For decades, Americans have been in the process of abandoning both the moral strictures of religion and the Enlightenment quest for universal truth in favour of obsessing over their own internal states and well-being. In 1974, sociologist Richard Sennett worried that "the more a person concentrates on feeling genuinely, rather than on the objective content of what is felt, the more subjectivity becomes an end in itself, the less expressive he can be". This quest to understand and cope with our own feelings and desires - the current term of art is "self-care" - can lead to what the writer Christopher Lasch called "pseudo-self-awareness". It can leave us too preoccupied with personal satisfaction to see the world clearly. "The new narcissist is haunted not by guilt but by anxiety," Mr Lasch wrote in his 1979 book, The Culture Of Narcissism. "He seeks not to inflict his own certainties on others but to find a meaning in life."
In her 2001 book, Race Experts, Ms Lasch-Quinn (Mr Lasch's daughter) argued that the vogue for therapeutic self-help has steered the American left off course, encouraging well-meaning activists to push for sensitivity training seminars instead of real gains in racial and economic equality.

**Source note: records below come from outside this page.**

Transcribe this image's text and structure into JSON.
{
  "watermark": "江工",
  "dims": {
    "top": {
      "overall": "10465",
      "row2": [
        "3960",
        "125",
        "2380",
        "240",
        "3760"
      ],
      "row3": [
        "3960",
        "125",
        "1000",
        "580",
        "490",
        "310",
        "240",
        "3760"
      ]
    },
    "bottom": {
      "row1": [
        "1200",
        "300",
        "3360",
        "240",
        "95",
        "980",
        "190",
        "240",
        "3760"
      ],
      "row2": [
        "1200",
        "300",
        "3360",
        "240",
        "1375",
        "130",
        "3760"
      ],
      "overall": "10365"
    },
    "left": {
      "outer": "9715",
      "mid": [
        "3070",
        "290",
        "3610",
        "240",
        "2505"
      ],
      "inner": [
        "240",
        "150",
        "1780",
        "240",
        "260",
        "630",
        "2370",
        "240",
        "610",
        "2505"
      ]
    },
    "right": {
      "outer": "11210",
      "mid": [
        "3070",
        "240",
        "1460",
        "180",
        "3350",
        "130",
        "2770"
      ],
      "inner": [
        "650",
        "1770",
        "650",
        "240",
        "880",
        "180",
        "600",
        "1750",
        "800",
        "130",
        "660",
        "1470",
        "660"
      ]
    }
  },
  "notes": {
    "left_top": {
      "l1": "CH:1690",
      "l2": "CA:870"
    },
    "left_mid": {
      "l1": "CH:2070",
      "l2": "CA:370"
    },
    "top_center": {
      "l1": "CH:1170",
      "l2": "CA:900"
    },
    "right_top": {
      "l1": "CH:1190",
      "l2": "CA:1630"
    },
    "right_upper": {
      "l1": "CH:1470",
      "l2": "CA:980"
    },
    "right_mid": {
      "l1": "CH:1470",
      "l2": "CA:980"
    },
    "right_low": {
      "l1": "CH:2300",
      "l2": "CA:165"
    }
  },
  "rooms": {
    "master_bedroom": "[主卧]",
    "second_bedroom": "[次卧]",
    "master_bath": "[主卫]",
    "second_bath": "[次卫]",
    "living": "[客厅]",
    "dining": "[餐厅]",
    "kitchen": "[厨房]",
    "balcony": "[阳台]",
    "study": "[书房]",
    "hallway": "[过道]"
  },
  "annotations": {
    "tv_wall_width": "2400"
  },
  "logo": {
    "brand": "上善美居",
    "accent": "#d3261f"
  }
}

The phrase "I feel like" is a mundane extension of this pattern, a means of avoiding rigorous debate over structures of society that are hard to change.
If our students have any hope of solving the problems for which trigger warnings and safe spaces are mere Band-Aids, they must reject this woolly way of speaking their minds. "Cultivating the art of conversation goes a long way towards correcting these things," Ms Lasch-Quinn said. "Instead of caricaturing someone who says 'I feel like', we can say, what does it mean to say that instead of 'I think'?"
The more common "I feel like" becomes, the less importance we may attach to its literal meaning. "I feel like the emotions have long since been mostly bleached out of 'feel that'," said Mr Mark Liberman, a linguist at the University of Pennsylvania. But when new verbal vices become old habits, their power to shape our thought does not diminish.
We should not "feel like". We should argue rationally, feel deeply and take full responsibility for our interaction with the world.
NEW YORK TIMES
•The writer is an assistant professor of history at the University of North Carolina, Chapel Hill.